David Rubel: It’s true that young people have to be creative in finding ways to get involved, but there are still lots of opportunities, and more being invented every day. At the build site where I volunteer, lunch is sometimes provided by a local Girl Scout troop, which makes sandwiches and cookies. My local affiliate also has a ReStore (a Habitat storefront that sells donated building supplies), at which my tweenage daughter has volunteered. Last Thanksgiving, some youth groups folded origami stars like the one Henry folds out of newspaper and distributed them to senior citizens through Meals on Wheels. (You can find the directions on the Habitat web site here.) So there are lots of ways to help out and raise awareness.
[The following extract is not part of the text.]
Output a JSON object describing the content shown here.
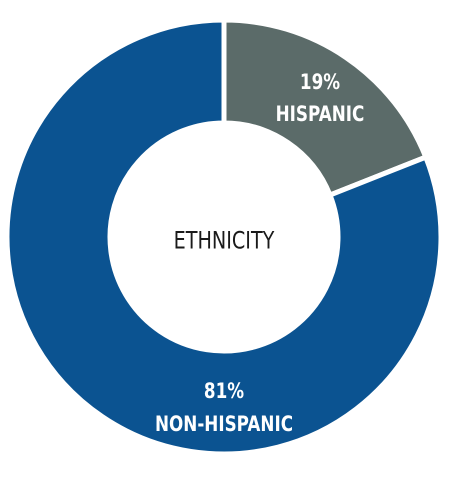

It just takes a little ingenuity to find a way that works for the youngsters involved.
{Eat the Book}: Mr. Rubel, thank you for creating such a beautiful, inspiring book and for visiting my blog to share some of the backstory and your insights into The Carpenter’s Gift.
Please visit the Habitat for Humanity site which has a special page dedicated to The Carpenter’s Gift.
I’m honored to work with great, responsive teachers like Dana Taylor. I shared the book with her, which inspired her to get involved with Habitat for Humanity. She just sent me this great picture of her (on the left) and her friend from their Habitat day the other weekend. Inspiring! Isn’t this what we want from our students?
STOP! If you’ve read through this post without stopping to view the videos, please go back. You’re missing out. These videos are moving and worthwhile.
Have you seen the other posts on this blog tour?
Wednesday, November 21st, 2012: TheChildrensBookReview.com
Thursday, November 22nd, 2012: CrackingtheCover.com
Friday, November 23rd, 2012: The Book Maven’s Haven
Saturday, November 24th, 2012: BookingMama.com
TODAY: {Eat the Book}
And don’t forget to follow along over the next three days:
Monday, November 26th, 2012: Maestra Amanda’s Boohkshelf
Tuesday, November 27th, 2012: HeiseReads.com
Wednesday, November 28th, 2012
This looks like a beautiful piece of literature. I collect Christmas picture books…a must have to my collection. Thank you for sharing.
For sure! I hope you signed up for the giveaway… Thanks for commenting.